Hunters And Anglers Are Environmentalists, Too

With this election now one for the history books, many environmentalists may feel that the candidates were as silent on conservation issues as Rachel Carson's spring. Not so. Voters who care about the environment were very much in the sights of this year's contenders. They were just concealed in the camouflage of the nation's 40 million hunters and anglers.

The October issue of Field & Stream said it all: There were George W. Bush and John Kerry wearing bright orange and wielding shotguns under this banner headline: "This much we know: The next President of the United States will be a sportsman."

The candidates' hot pursuit of votes from sportsmen and sportswomen is a testament to their growing political clout. Concentrated in the traditional battlegrounds of the Rust Belt, this constituency historically chooses issues over party affiliation. In a nation cast as sharply divided, with its states separated into distinct columns of red and blue, those who hunt and fish represent a welcome middle ground on environmental policy.

Senator Kerry's campaign trail activities included stints shooting trap in Wisconsin and pheasant in Iowa. "I am a life-long hunter and fisherman," he said in unveiling his "Sportsman's Bill of Rights," an agenda that includes the right to high quality fish and wildlife habitat, increased conservation resources and increased access to millions of new acres for hunting and angling. While no one questioned the Massachusetts senator's marksmanship, some suggested he was making a play for the support of a constituency that often differed with him on Second Amendment issues.

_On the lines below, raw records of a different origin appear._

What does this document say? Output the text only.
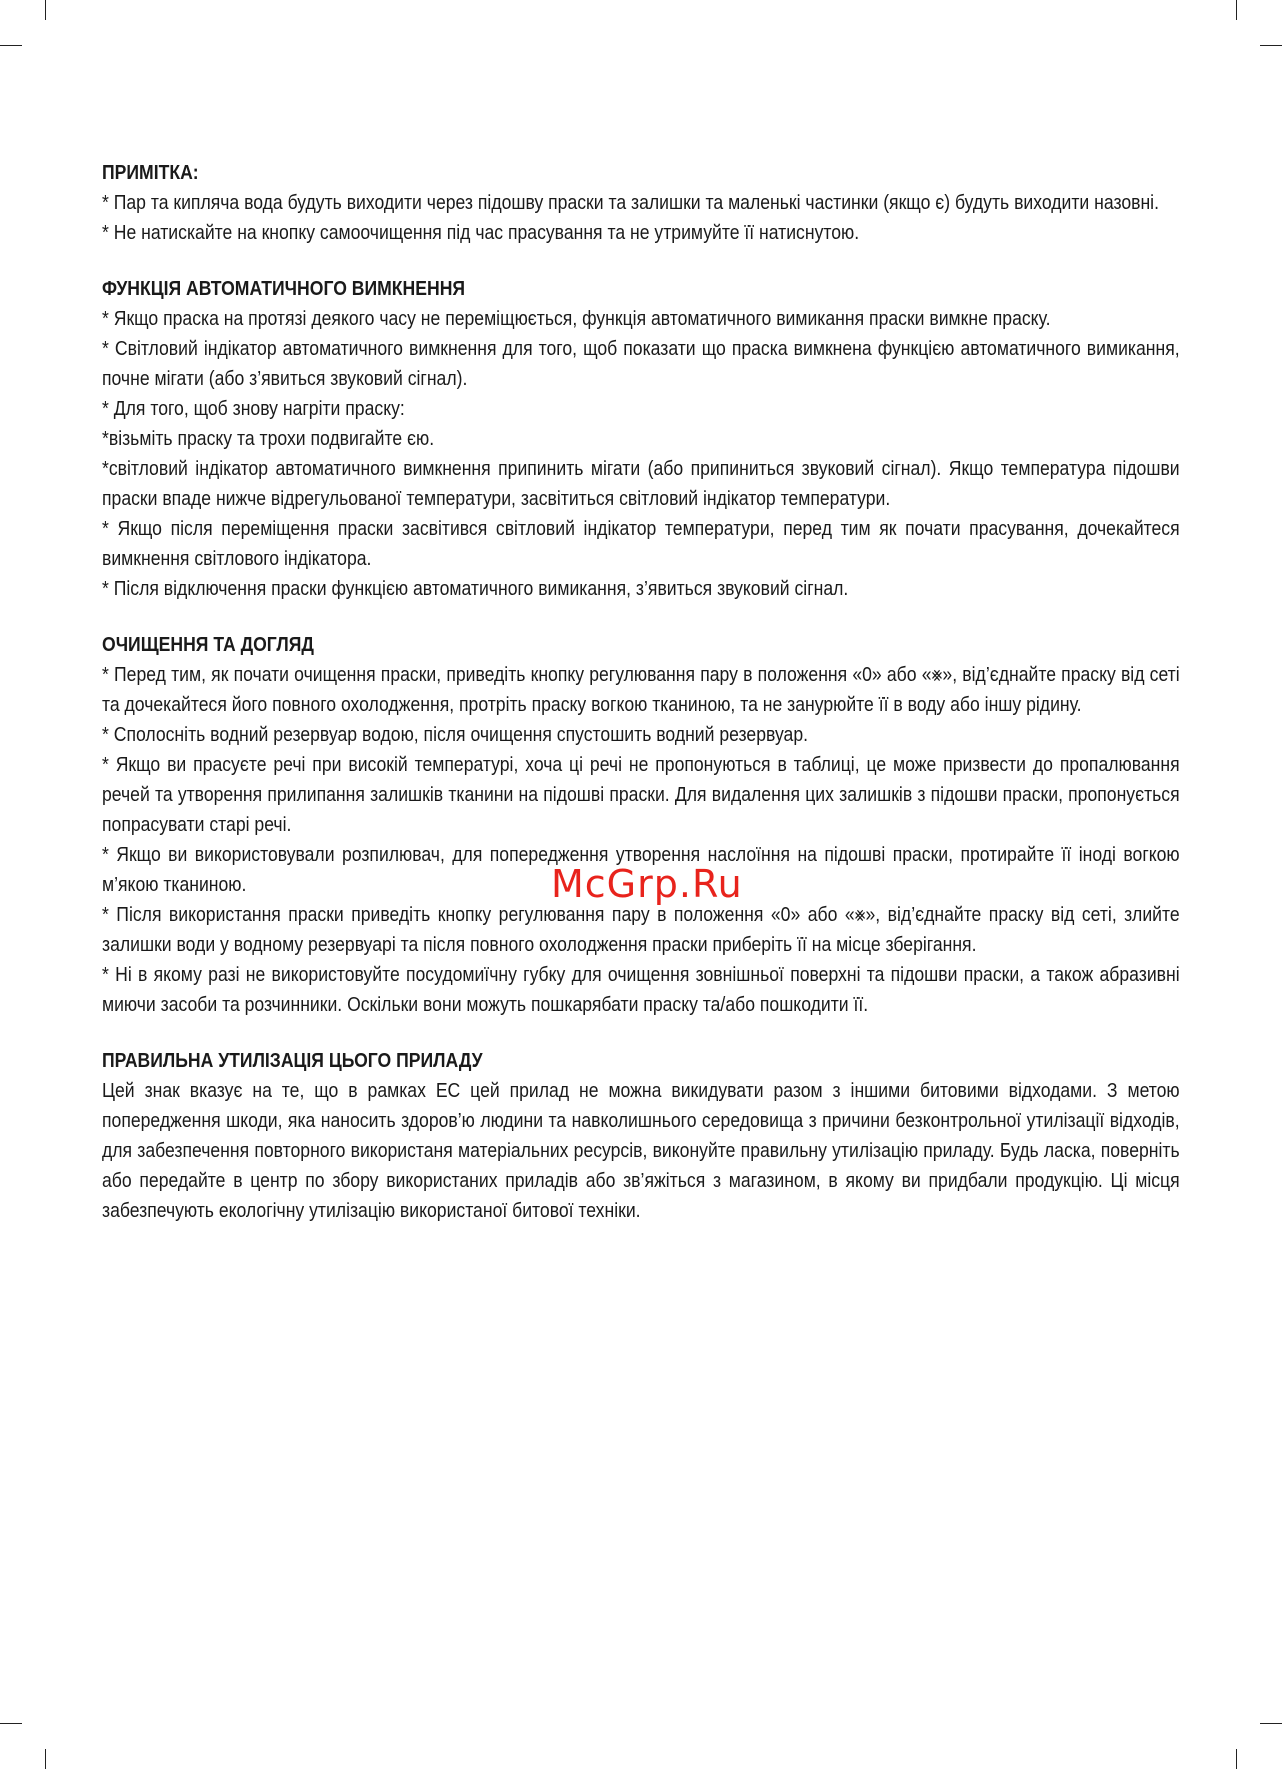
ПРИМІТКА:

* Пар та кипляча вода будуть виходити через підошву праски та залишки та маленькі частинки (якщо є) будуть виходити назовні.

* Не натискайте на кнопку самоочищення під час прасування та не утримуйте її натиснутою.

ФУНКЦІЯ АВТОМАТИЧНОГО ВИМКНЕННЯ

* Якщо праска на протязі деякого часу не переміщюється, функція автоматичного вимикання праски вимкне праску.

* Світловий індікатор автоматичного вимкнення для того, щоб показати що праска вимкнена функцією автоматичного вимикання, почне мігати (або з’явиться звуковий сігнал).

* Для того, щоб знову нагріти праску:

*візьміть праску та трохи подвигайте єю.

*світловий індікатор автоматичного вимкнення припинить мігати (або припиниться звуковий сігнал). Якщо температура підошви праски впаде нижче відрегульованої температури, засвітиться світловий індікатор температури.

* Якщо після переміщення праски засвітився світловий індікатор температури, перед тим як почати прасування, дочекайтеся вимкнення світлового індікатора.

* Після відключення праски функцією автоматичного вимикання, з’явиться звуковий сігнал.

ОЧИЩЕННЯ ТА ДОГЛЯД

* Перед тим, як почати очищення праски, приведіть кнопку регулювання пару в положення «0» або «⨳», від’єднайте праску від сеті та дочекайтеся його повного охолодження, протріть праску вогкою тканиною, та не занурюйте її в воду або іншу рідину.

* Сполосніть водний резервуар водою, після очищення спустошить водний резервуар.

* Якщо ви прасуєте речі при високій температурі, хоча ці речі не пропонуються в таблиці, це може призвести до пропалювання речей та утворення прилипання залишків тканини на підошві праски. Для видалення цих залишків з підошви праски, пропонується попрасувати старі речі.

* Якщо ви використовували розпилювач, для попередження утворення наслоїння на підошві праски, протирайте її іноді вогкою м’якою тканиною.

* Після використання праски приведіть кнопку регулювання пару в положення «0» або «⨳», від’єднайте праску від сеті, злийте залишки води у водному резервуарі та після повного охолодження праски приберіть її на місце зберігання.

* Ні в якому разі не використовуйте посудомиїчну губку для очищення зовнішньої поверхні та підошви праски, а також абразивні миючи засоби та розчинники. Оскільки вони можуть пошкарябати праску та/або пошкодити її.

ПРАВИЛЬНА УТИЛІЗАЦІЯ ЦЬОГО ПРИЛАДУ

Цей знак вказує на те, що в рамках ЕС цей прилад не можна викидувати разом з іншими битовими відходами. З метою попередження шкоди, яка наносить здоров’ю людини та навколишнього середовища з причини безконтрольної утилізації відходів, для забезпечення повторного використаня матеріальних ресурсів, виконуйте правильну утилізацію приладу. Будь ласка, поверніть або передайте в центр по збору використаних приладів або зв’яжіться з магазином, в якому ви придбали продукцію. Ці місця забезпечують екологічну утилізацію використаної битової техніки.

McGrp.Ru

President Bush took aim at their support as well, after taking some well-publicized criticism of the environmental record of his first term. Public disapproval of policies on wetlands and energy development resulted in the president meeting personally with hunting and angling groups at the White House and at his ranch in Crawford, Texas. It worked. The administration scuttled a proposed rollback of Clean Water Act regulations protecting wetlands and, in the closing days of the campaign, reversed a decision to open up to drilling an area in the Rocky Mountain Front known as "America's Serengeti."

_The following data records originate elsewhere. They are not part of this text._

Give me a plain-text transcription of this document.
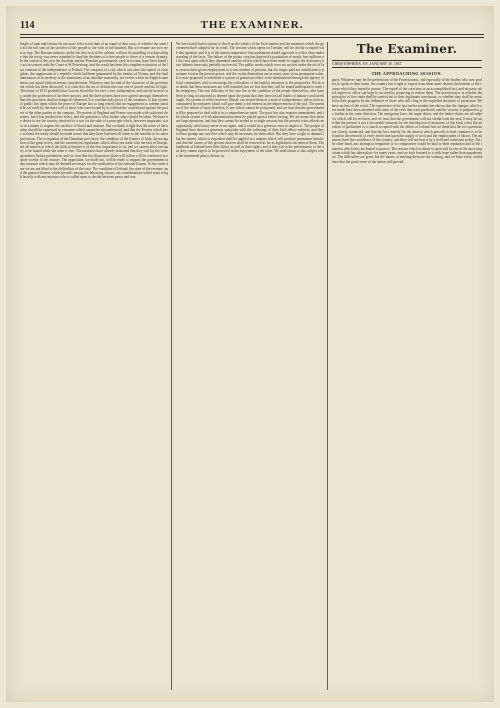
114	THE EXAMINER.
height of rank and fortune be not more felt a scorn than of an equal of their own, or whether the want is not the full sum of the sacrifice of the people to the wish of the hundred. But we resume our own view to-day. The Russian ministry, under the first visit of the cabinet, will not be unwilling to acknowledge that the treaty was never intended to bind the destinies of a free people to those of a remote dynasty. In the course of the year the Austrian and the Prussian governments, each in its turn, have been found to act in concert with the Court of St Petersburg, and the result has been the complete extinction of the last remnant of the independence of Poland. The conquest of a city which was once the capital of a kingdom, the suppression of a republic which had been guaranteed by the treaties of Vienna, and the final annexation of its territory to the dominions of an absolute monarchy, are events which no English statesman can regard without serious consideration. Whatever may be said of the character of the government which has been destroyed, it is clear that the act of destruction was one of power and not of right. The treaty of 1815 provided that Cracow should be for ever a free, independent, and strictly neutral city, under the protection of the three powers, and the three powers have now agreed amongst themselves that this provision shall no longer be observed. It is a melancholy proof of the weakness of that system of public law upon which the peace of Europe has so long rested, that an engagement so solemn should be set aside by the mere will of those who were bound by it, without the consent and against the protest of the other parties to the compact. The protest of England and France was made with sufficient clearness, but it has produced no effect, and the question is what further steps should be taken. We have no desire to see the country involved in a war for the sake of a principle which, however important, is not of a nature to require the sacrifice of blood and treasure. But we think it right that the sense of the nation should be expressed in a manner which cannot be misunderstood, and that the Powers which have violated the treaty should be made aware that they have forfeited all claim to the benefits of its other provisions. The occupation of the Danubian provinces, the condition of the frontier of Italy, the navigation of the great rivers, and the commercial regulations which affect our trade with the east of Europe, are all matters in which the faith of treaties is of the first importance to us, and we cannot allow one party to be bound while the other is free. The ministers have already intimated that they will lay the correspondence before parliament, and we trust that the discussion which will follow will be conducted in a spirit worthy of the country. The opposition, we doubt not, will be ready to support the government in any measure which may be deemed necessary for the vindication of the national honour. At the same time we are not blind to the difficulties of the case. The condition of Ireland, the state of the revenue, and the general distress which prevails among the labouring classes, are considerations which must weigh heavily with any minister who is called upon to decide between peace and war.
We have lately had occasion to dwell on the subject of the Irish famine and the measures which the government have adopted for its relief. The session which opens on Tuesday will be chiefly occupied with this question, and it is of the utmost importance that parliament should approach it with a clear understanding of the facts. The failure of the potato crop has deprived a population of nearly four millions of the food upon which they depended, and the efforts which have been made to supply the deficiency have hitherto been only partially successful. The public works which were set on foot under the act of last session have given employment to a vast number of persons, but the wages paid are insufficient to purchase food at the present prices, and the works themselves are in many cases of no permanent value. It is now proposed to substitute a system of gratuitous relief, to be administered through the agency of local committees, and to encourage the cultivation of the land by advances to the proprietors. We do not doubt that these measures are well intended, but we fear that they will be found inadequate to meet the emergency. The real difficulty of the case lies in the condition of the people themselves, who have been so long accustomed to depend upon the potato that they have lost all habits of industry and forethought. No system of relief, however liberal, can restore them to a state of independence, unless it be accompanied by measures which will give them a real interest in the improvement of the soil. The question of the tenure of land, therefore, is one which cannot be postponed, and we trust that the government will be prepared to deal with it in a comprehensive spirit. The poor law also requires amendment, and the whole system of Irish administration must be placed upon a better footing. We are aware that these are large questions, and that they cannot be settled in a single session; but the present crisis affords an opportunity which may never occur again, and it would be a grievous error to neglect it. The people of England have shown a generous sympathy with the sufferings of their Irish fellow-subjects, and they will not grudge any sacrifice which may be necessary for their relief. But they have a right to demand that the money which is expended shall be applied in a manner which will produce permanent benefit, and that the causes of the present distress shall be removed as far as legislation can remove them. The landlords of Ireland have their duties as well as their rights, and if they fail in the performance of the one they cannot expect to be protected in the enjoyment of the other. We shall return to this subject when the ministerial plan is before us.
The Examiner.
CHRISTOPHER'S, F.P., JANUARY 30, 1847.
THE APPROACHING SESSION.
party. Whatever may be the pretensions of the Protectionists, and especially of the leaders who now profess to speak in their name, the country has a right to expect from them some distinct declaration of the course which they intend to pursue. The repeal of the corn laws is an accomplished fact, and no party which aspires to office can hope to succeed by proposing to restore them. The question now is whether the principles of free trade shall be carried out to their legitimate conclusion, or whether they shall be arrested in their progress by the influence of those who still cling to the exploded doctrines of protection. We have no fear of the result. The experience of the last twelve months has shown that the changes which were made have been attended with none of the evils that were predicted, and the country is prepared to go further in the same direction. The navigation laws, the sugar duties, and the timber duties are all subjects which call for revision, and we trust that the government will not shrink from the task. It may be said that the present is not a favourable moment for the introduction of measures of this kind, when the attention of parliament is so much occupied with the affairs of Ireland; but we think that the two questions are closely connected, and that the best remedy for the distress which prevails in both countries is to be found in the removal of every restriction upon the supply of food and the employment of labour. The ministers have the confidence of the country, and they will not lose it by a bold and consistent policy. On the other hand, any attempt to temporize or to compromise would be fatal to their reputation and to the interests which they are bound to protect. The session which is about to open will be one of the most important which has taken place for many years, and we look forward to it with hope rather than apprehension. The difficulties are great, but the means of meeting them are not wanting, and we have every confidence that the good sense of the nation will prevail.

This courtship could signal a long-awaited shot in the arm for the nation's neglected conservation agenda and offer needed reinforcements to a war-weary environmental community. Contrary to the stereotype that depicts hunters and anglers as concerned only about firearms, this constituency cares deeply about land and water protection. A survey taken by the National Wildlife Federation this summer found that sportsmen and women rate the loss of wildlife habitat, wetlands and pollution as their top concerns - ahead of gun control.

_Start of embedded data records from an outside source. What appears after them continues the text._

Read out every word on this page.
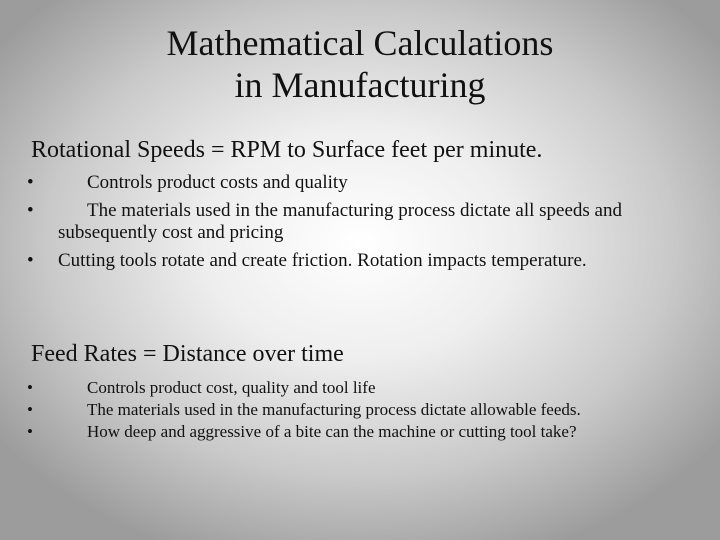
Mathematical Calculations
in Manufacturing
Rotational Speeds = RPM to Surface feet per minute.
•	Controls product costs and quality
•	The materials used in the manufacturing process dictate all speeds and subsequently cost and pricing
• Cutting tools rotate and create friction. Rotation impacts temperature.
Feed Rates = Distance over time
•	Controls product cost, quality and tool life
•	The materials used in the manufacturing process dictate allowable feeds.
•	How deep and aggressive of a bite can the machine or cutting tool take?
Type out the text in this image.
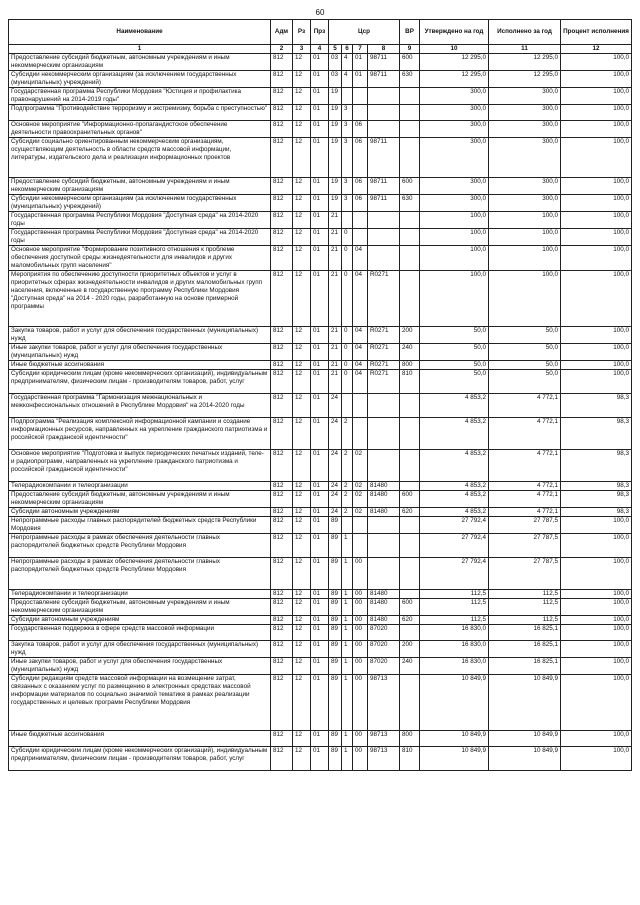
60
Наименование	Адм	Рз	Прз	Цср				ВР	Утверждено на год	Исполнено за год	Процент исполнения
1	2	3	4	5	6	7	8	9	10	11	12
Предоставление субсидий бюджетным, автономным учреждениям и иным некоммерческим организациям	812	12	01	03	4	01	98711	600	12 295,0	12 295,0	100,0
Субсидии некоммерческим организациям (за исключением государственных (муниципальных) учреждений)	812	12	01	03	4	01	98711	630	12 295,0	12 295,0	100,0
Государственная программа Республики Мордовия "Юстиция и профилактика правонарушений на 2014-2019 годы"	812	12	01	19					300,0	300,0	100,0
Подпрограмма "Противодействие терроризму и экстремизму, борьба с преступностью"	812	12	01	19	3				300,0	300,0	100,0
Основное мероприятие "Информационно-пропагандистское обеспечение деятельности правоохранительных органов"	812	12	01	19	3	06			300,0	300,0	100,0
Субсидии социально ориентированным некоммерческим организациям, осуществляющим деятельность в области средств массовой информации, литературы, издательского дела и реализации информационных проектов	812	12	01	19	3	06	98711		300,0	300,0	100,0
Предоставление субсидий бюджетным, автономным учреждениям и иным некоммерческим организациям	812	12	01	19	3	06	98711	600	300,0	300,0	100,0
Субсидии некоммерческим организациям (за исключением государственных (муниципальных) учреждений)	812	12	01	19	3	06	98711	630	300,0	300,0	100,0
Государственная программа Республики Мордовия "Доступная среда" на 2014-2020 годы	812	12	01	21					100,0	100,0	100,0
Государственная программа Республики Мордовия "Доступная среда" на 2014-2020 годы	812	12	01	21	0				100,0	100,0	100,0
Основное мероприятие "Формирование позитивного отношения к проблеме обеспечения доступной среды жизнедеятельности для инвалидов и других маломобильных групп населения"	812	12	01	21	0	04			100,0	100,0	100,0
Мероприятия по обеспечению доступности приоритетных объектов и услуг в приоритетных сферах жизнедеятельности инвалидов и других маломобильных групп населения, включенные в государственную программу Республики Мордовия "Доступная среда" на 2014 - 2020 годы, разработанную на основе примерной программы	812	12	01	21	0	04	R0271		100,0	100,0	100,0
Закупка товаров, работ и услуг для обеспечения государственных (муниципальных) нужд	812	12	01	21	0	04	R0271	200	50,0	50,0	100,0
Иные закупки товаров, работ и услуг для обеспечения государственных (муниципальных) нужд	812	12	01	21	0	04	R0271	240	50,0	50,0	100,0
Иные бюджетные ассигнования	812	12	01	21	0	04	R0271	800	50,0	50,0	100,0
Субсидии юридическим лицам (кроме некоммерческих организаций), индивидуальным предпринимателям, физическим лицам - производителям товаров, работ, услуг	812	12	01	21	0	04	R0271	810	50,0	50,0	100,0
Государственная программа "Гармонизация межнациональных и межконфессиональных отношений в Республике Мордовия" на 2014-2020 годы	812	12	01	24					4 853,2	4 772,1	98,3
Подпрограмма "Реализация комплексной информационной кампании и создание информационных ресурсов, направленных на укрепление гражданского патриотизма и российской гражданской идентичности"	812	12	01	24	2				4 853,2	4 772,1	98,3
Основное мероприятие "Подготовка и выпуск периодических печатных изданий, теле- и радиопрограмм, направленных на укрепление гражданского патриотизма и российской гражданской идентичности"	812	12	01	24	2	02			4 853,2	4 772,1	98,3
Телерадиокомпании и телеорганизации	812	12	01	24	2	02	81480		4 853,2	4 772,1	98,3
Предоставление субсидий бюджетным, автономным учреждениям и иным некоммерческим организациям	812	12	01	24	2	02	81480	600	4 853,2	4 772,1	98,3
Субсидии автономным учреждениям	812	12	01	24	2	02	81480	620	4 853,2	4 772,1	98,3
Непрограммные расходы главных распорядителей бюджетных средств Республики Мордовия	812	12	01	89					27 792,4	27 787,5	100,0
Непрограммные расходы в рамках обеспечения деятельности главных распорядителей бюджетных средств Республики Мордовия	812	12	01	89	1				27 792,4	27 787,5	100,0
Непрограммные расходы в рамках обеспечения деятельности главных распорядителей бюджетных средств Республики Мордовия	812	12	01	89	1	00			27 792,4	27 787,5	100,0
Телерадиокомпании и телеорганизации	812	12	01	89	1	00	81480		112,5	112,5	100,0
Предоставление субсидий бюджетным, автономным учреждениям и иным некоммерческим организациям	812	12	01	89	1	00	81480	600	112,5	112,5	100,0
Субсидии автономным учреждениям	812	12	01	89	1	00	81480	620	112,5	112,5	100,0
Государственная поддержка в сфере средств массовой информации	812	12	01	89	1	00	87020		16 830,0	16 825,1	100,0
Закупка товаров, работ и услуг для обеспечения государственных (муниципальных) нужд	812	12	01	89	1	00	87020	200	16 830,0	16 825,1	100,0
Иные закупки товаров, работ и услуг для обеспечения государственных (муниципальных) нужд	812	12	01	89	1	00	87020	240	16 830,0	16 825,1	100,0
Субсидии редакциям средств массовой информации на возмещение затрат, связанных с оказанием услуг по размещению в электронных средствах массовой информации материалов по социально значимой тематике в рамках реализации государственных и целевых программ Республики Мордовия	812	12	01	89	1	00	98713		10 849,9	10 849,9	100,0
Иные бюджетные ассигнования	812	12	01	89	1	00	98713	800	10 849,9	10 849,9	100,0
Субсидии юридическим лицам (кроме некоммерческих организаций), индивидуальным предпринимателям, физическим лицам - производителям товаров, работ, услуг	812	12	01	89	1	00	98713	810	10 849,9	10 849,9	100,0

Over the next couple of years, Congress will revisit many of the nation's bedrock environmental laws. Leaders of the hunting and angling communities are credible and respected voices who will be critical to protecting key conservation cornerstones, particularly in the West.

Their influence may not be limited to the land. The estimated tens of thousands of recreational saltwater anglers also could have a lot to say about the future of our oceans as Congress prepares what could be a significant overhaul in the way marine resources are managed.

Some may never be willing to describe George W. Bush as an environmentalist. But he - like the man he defeated - is a self-proclaimed sportsman. In this second term, he would provide the nation a great service if he took the path of another sportsman turned president: Theodore Roosevelt.

Jane Danowitz manages the U.S. public land protection program for The Pew Charitable Trusts.